Wells Fargo Tumbles on Worsening Forecast for Interest Income

(Bloomberg) -- Wells Fargo & Co. shares fell as much as 8.3% after the bank’s chief financial officer predicted higher loan-loss provisions in the current quarter and a sharp drop in interest income this year.

Net interest income will decline more than 11% this year after the Federal Reserve slashed rates, CFO John Shrewsberry said at an investor conference Wednesday. He also said the bank will set aside more for bad loans this quarter than the first quarter’s $4 billion.

The reserve build will “be bigger than the first quarter,” Shrewsberry said at Morgan Stanley’s Virtual U.S. Financials Conference, citing the change in forecasts for unemployment, gross domestic product and other factors. “Not clear exactly how much bigger, but my expectation is that it will be bigger.”

The provision forecast differed from the optimism expressed by other bank leaders this week. Morgan Stanley Chief Executive Officer James Gorman said Tuesday his firm would post a smaller loan-loss provision than in the first quarter, while Gordon Smith, co-president of JPMorgan Chase & Co., said consumer-credit performance has been “meaningfully better” that what he would’ve expected given recent unemployment rates.
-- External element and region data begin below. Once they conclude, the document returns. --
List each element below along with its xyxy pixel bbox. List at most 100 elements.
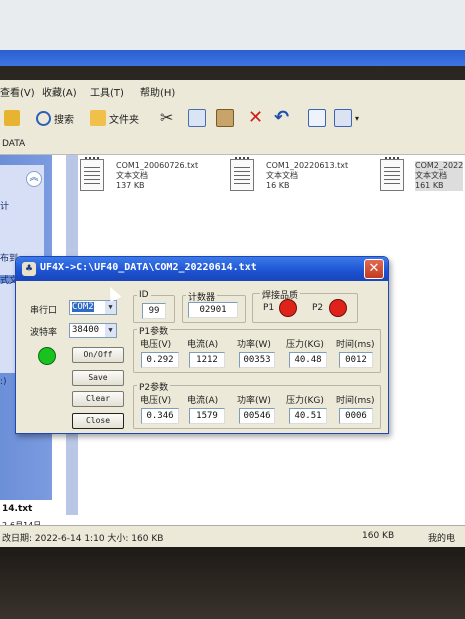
p1-col-power: 功率(W) [237,340,271,350]
clear-button[interactable]: Clear [72,391,124,407]
save-button[interactable]: Save [72,370,124,386]
port-select[interactable]: COM2 ▼ [69,300,117,315]
search-label: 搜索 [54,114,74,126]
chevron-down-icon: ▼ [105,301,116,314]
cut-button[interactable]: ✂ [160,107,176,129]
text-file-icon[interactable] [230,157,254,191]
file-type: 文本文档 [266,171,298,180]
text-file-icon[interactable] [80,157,104,191]
scissors-icon: ✂ [160,108,174,127]
dialog-title: UF4X->C:\UF40_DATA\COM2_20220614.txt [40,262,257,273]
port-label: 串行口 [30,306,58,316]
p2-label: P2 [312,303,324,313]
copy-button[interactable] [188,107,206,129]
selected-file-name: 14.txt [2,504,33,514]
p1-quality-led [279,299,297,317]
counter-value: 02901 [188,302,238,318]
p1-params-label: P1参数 [137,324,171,337]
menu-bar: 查看(V) 收藏(A) 工具(T) 帮助(H) [0,80,465,100]
file-name: COM1_20060726.txt [116,161,199,170]
properties-icon [308,109,326,127]
p1-col-pressure: 压力(KG) [286,340,324,350]
menu-favorites[interactable]: 收藏(A) [42,84,77,99]
app-icon: ♣ [22,262,36,276]
explorer-title-bar [0,50,465,66]
baud-value: 38400 [72,325,100,335]
menu-view[interactable]: 查看(V) [0,84,35,99]
p1-current-value: 1212 [189,352,225,368]
views-dropdown-icon: ▾ [355,113,360,123]
status-led [38,347,56,365]
folders-button[interactable]: 文件夹 [90,107,139,129]
id-label: ID [137,290,151,300]
text-file-icon[interactable] [380,157,404,191]
address-text[interactable]: DATA [2,139,25,149]
port-value: COM2 [72,302,94,312]
copy-icon [188,109,206,127]
delete-button[interactable]: ✕ [248,107,264,129]
file-item-selected[interactable]: COM2_2022 文本文档 161 KB [415,161,464,191]
file-size: 161 KB [415,181,444,190]
file-type: 文本文档 [116,171,148,180]
uf4x-dialog: ♣ UF4X->C:\UF40_DATA\COM2_20220614.txt ✕… [15,256,389,434]
chevron-up-icon[interactable]: ︽ [26,171,42,187]
baud-select[interactable]: 38400 ▼ [69,323,117,338]
undo-button[interactable]: ↶ [274,107,290,129]
p2-time-value: 0006 [339,408,373,424]
p1-voltage-value: 0.292 [141,352,179,368]
p1-power-value: 00353 [239,352,275,368]
p2-voltage-value: 0.346 [141,408,179,424]
p2-power-value: 00546 [239,408,275,424]
up-folder-button[interactable] [4,107,20,129]
file-name: COM1_20220613.txt [266,161,349,170]
p2-params-label: P2参数 [137,380,171,393]
p2-quality-led [329,299,347,317]
p2-col-pressure: 压力(KG) [286,396,324,406]
file-item[interactable]: COM1_20220613.txt 文本文档 16 KB [266,161,348,191]
views-button[interactable]: ▾ [334,107,359,129]
task-pane-label-4: :) [0,377,7,387]
p1-col-current: 电流(A) [187,340,219,350]
p2-col-time: 时间(ms) [336,396,375,406]
desk-background [0,547,465,619]
p1-pressure-value: 40.48 [289,352,327,368]
search-button[interactable]: 搜索 [36,107,74,129]
folders-label: 文件夹 [109,114,139,126]
dialog-title-bar[interactable]: ♣ UF4X->C:\UF40_DATA\COM2_20220614.txt ✕ [16,257,388,281]
menu-help[interactable]: 帮助(H) [140,84,175,99]
close-dialog-button[interactable]: Close [72,413,124,429]
status-modified: 改日期: 2022-6-14 1:10 大小: 160 KB [2,534,164,544]
p1-time-value: 0012 [339,352,373,368]
p2-current-value: 1579 [189,408,225,424]
undo-icon: ↶ [274,107,290,128]
p1-label: P1 [263,303,275,313]
status-size: 160 KB [362,531,395,541]
file-item[interactable]: COM1_20060726.txt 文本文档 137 KB [116,161,198,191]
views-icon [334,109,352,127]
properties-button[interactable] [308,107,326,129]
p2-col-current: 电流(A) [187,396,219,406]
p2-pressure-value: 40.51 [289,408,327,424]
menu-tools[interactable]: 工具(T) [90,84,124,99]
quality-label: 焊接品质 [260,288,301,301]
status-bar: 改日期: 2022-6-14 1:10 大小: 160 KB 160 KB 我的… [0,525,465,548]
search-icon [36,110,51,126]
id-value: 99 [142,303,166,319]
file-type: 文本文档 [415,171,447,180]
baud-label: 波特率 [30,328,58,338]
file-size: 137 KB [116,181,145,190]
onoff-button[interactable]: On/Off [72,347,124,363]
delete-x-icon: ✕ [248,107,264,128]
up-folder-icon [4,110,20,126]
file-name: COM2_2022 [415,161,464,170]
paste-icon [216,109,234,127]
address-bar: DATA [0,136,465,155]
p1-col-voltage: 电压(V) [140,340,172,350]
file-size: 16 KB [266,181,290,190]
paste-button[interactable] [216,107,234,129]
close-icon: ✕ [368,261,380,276]
chevron-down-icon: ▼ [105,324,116,337]
folder-icon [90,110,106,126]
toolbar: 搜索 文件夹 ✂ ✕ ↶ ▾ [0,100,465,137]
close-button[interactable]: ✕ [364,259,384,279]
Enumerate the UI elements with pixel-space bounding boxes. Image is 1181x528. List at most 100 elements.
Wells Fargo’s shares slid 6.3% to $30.59 at 10:40 a.m. in New York, the worst performance in the 24-company KBW Bank Index. The lender’s stock is down 43% this year.

The bank in February had forecast a net interest income drop in the mid-single digits, and declined to provide a prediction when it reported first-quarter earnings in April.

Also on Wednesday, U.S. Bancorp executives predicted higher loan-loss reserves this quarter compared with the first three months of the year. The company’s shares slumped as much as 5.1%.